Fitch lowered Petrofac’s long-term issuer default rating to “restricted default” (RD) from C.
The action came as Petrofac blew through a 30-day grace period on a coupon that was supposed to be paid 15 May on $600m loan notes due in 2026.
Fitch said an RD rating is for bond issuers that have “experienced an uncured payment default but has not entered into bankruptcy filings or ceased operating”.
Petrofac struggles
The downgrade is the latest in a series of woes affecting the company which has been struggling with its debt load in the wake of loss-masking contracts and prior corruption scandals.
In April the company was forced to temporarily suspend trading in its shares due to a delay in the delivery of it full year report for 2023.
The firm also revealed it was in talk with lenders on an ongoing restructuring plan that would see it swap debt for equity.
Shareholders reacted to the potential wipe out of their equity with a significant sell off. The firm’s shares were restored to trading more than a month later.
Petrofac said it it had agreed a “forbearance” agreement with 41% of noteholders that it could wait to pay up “at least until 3o June” while it hammered out a deal. It added it would “seek to engage” with remaining lenders in coming weeks.
Panmure Gordon’s oil and gas analyst Ashley Kelty said there was no surprise in the downgrade.
He said: “Given the lengthy time of commentary from PFC management about restructuring – with nothing actually happening either – and the well flagged default, it was clear that the rating agencies were going to turn negative.”

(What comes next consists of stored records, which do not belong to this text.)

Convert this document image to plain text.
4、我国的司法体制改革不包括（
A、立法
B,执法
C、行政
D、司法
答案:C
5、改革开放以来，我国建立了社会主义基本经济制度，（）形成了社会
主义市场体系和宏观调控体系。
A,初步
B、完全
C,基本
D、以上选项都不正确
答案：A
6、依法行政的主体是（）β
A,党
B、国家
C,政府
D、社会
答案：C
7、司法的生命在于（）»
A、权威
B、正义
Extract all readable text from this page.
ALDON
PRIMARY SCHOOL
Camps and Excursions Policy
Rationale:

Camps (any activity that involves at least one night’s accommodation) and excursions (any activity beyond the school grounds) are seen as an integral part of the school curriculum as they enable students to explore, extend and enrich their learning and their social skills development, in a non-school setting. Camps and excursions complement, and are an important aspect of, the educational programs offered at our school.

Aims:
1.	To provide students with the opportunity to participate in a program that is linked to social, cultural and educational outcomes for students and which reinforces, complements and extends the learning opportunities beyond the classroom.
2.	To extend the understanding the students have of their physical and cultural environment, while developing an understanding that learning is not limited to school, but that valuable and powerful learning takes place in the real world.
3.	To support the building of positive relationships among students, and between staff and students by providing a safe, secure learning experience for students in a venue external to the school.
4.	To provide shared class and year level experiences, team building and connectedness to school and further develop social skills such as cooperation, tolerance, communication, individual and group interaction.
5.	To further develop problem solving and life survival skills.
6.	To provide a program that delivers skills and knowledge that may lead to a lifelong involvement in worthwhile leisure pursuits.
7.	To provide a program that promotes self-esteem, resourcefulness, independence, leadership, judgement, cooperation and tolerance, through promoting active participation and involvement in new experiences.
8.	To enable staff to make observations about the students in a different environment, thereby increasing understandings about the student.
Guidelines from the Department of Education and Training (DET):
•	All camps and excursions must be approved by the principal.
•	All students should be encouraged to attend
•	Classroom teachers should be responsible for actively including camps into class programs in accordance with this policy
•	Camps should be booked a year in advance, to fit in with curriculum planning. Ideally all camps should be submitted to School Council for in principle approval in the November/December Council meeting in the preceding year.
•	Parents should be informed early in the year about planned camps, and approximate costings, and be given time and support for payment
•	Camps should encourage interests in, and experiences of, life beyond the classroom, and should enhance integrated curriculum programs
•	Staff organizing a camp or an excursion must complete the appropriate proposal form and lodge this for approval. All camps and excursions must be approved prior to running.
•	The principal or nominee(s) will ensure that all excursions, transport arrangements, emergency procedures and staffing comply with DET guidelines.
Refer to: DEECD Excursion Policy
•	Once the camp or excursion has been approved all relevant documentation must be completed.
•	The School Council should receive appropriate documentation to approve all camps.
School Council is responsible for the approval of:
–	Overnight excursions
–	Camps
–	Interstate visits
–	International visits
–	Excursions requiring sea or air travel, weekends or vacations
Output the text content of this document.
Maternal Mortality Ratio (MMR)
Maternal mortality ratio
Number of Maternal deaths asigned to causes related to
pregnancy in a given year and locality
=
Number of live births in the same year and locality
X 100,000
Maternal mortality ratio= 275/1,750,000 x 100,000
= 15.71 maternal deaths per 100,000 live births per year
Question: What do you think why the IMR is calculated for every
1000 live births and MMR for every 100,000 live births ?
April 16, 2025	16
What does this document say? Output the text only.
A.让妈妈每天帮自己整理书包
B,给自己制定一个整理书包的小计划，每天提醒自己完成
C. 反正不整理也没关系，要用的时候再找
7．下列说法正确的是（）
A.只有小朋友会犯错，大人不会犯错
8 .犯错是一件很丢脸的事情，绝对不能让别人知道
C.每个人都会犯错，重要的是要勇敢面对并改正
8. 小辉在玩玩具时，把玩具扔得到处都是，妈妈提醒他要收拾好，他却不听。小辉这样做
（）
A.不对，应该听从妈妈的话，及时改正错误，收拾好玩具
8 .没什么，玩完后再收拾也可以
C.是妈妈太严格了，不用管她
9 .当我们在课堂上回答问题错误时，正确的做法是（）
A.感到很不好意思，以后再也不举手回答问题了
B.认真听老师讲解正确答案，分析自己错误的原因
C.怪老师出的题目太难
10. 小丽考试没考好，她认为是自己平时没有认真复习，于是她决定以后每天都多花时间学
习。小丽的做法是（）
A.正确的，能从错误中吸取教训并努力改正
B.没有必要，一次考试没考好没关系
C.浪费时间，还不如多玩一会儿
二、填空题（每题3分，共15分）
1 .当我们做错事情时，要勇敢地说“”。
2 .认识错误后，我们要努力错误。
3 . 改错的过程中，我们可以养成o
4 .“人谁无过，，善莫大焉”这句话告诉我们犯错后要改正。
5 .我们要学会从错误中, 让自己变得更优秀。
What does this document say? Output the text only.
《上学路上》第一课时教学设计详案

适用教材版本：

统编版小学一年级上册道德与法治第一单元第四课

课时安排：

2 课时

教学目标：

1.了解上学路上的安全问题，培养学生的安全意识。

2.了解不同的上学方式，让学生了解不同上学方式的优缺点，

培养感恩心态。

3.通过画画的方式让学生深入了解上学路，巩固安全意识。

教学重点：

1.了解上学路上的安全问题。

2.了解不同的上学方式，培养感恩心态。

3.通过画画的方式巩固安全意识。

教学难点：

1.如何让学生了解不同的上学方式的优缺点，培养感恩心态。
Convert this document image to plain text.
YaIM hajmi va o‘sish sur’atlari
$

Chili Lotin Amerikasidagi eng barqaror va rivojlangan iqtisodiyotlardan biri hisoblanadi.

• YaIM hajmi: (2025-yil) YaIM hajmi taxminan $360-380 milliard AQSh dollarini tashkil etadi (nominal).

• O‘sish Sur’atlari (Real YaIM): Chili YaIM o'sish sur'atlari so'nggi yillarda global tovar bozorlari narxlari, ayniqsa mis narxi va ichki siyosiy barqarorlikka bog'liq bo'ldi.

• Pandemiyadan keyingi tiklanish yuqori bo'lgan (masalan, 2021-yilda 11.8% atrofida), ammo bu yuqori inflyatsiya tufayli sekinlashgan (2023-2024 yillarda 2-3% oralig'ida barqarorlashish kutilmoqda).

He also ruled out a timely conclusion to Petrofac’s negotiations with bondholders in its proposed debt for equity swap.
“It is quite probable that they will default on the next coupon payment as chances of getting a restructuring sorted (and agreed) as we head into the summer holidays (coupled with an election) is extremely unlikely,” he said.
“Given the fact that existing equity holders are going to get wiped out, and bondholders will want their pound of flesh, this saga is likely to run for some time.”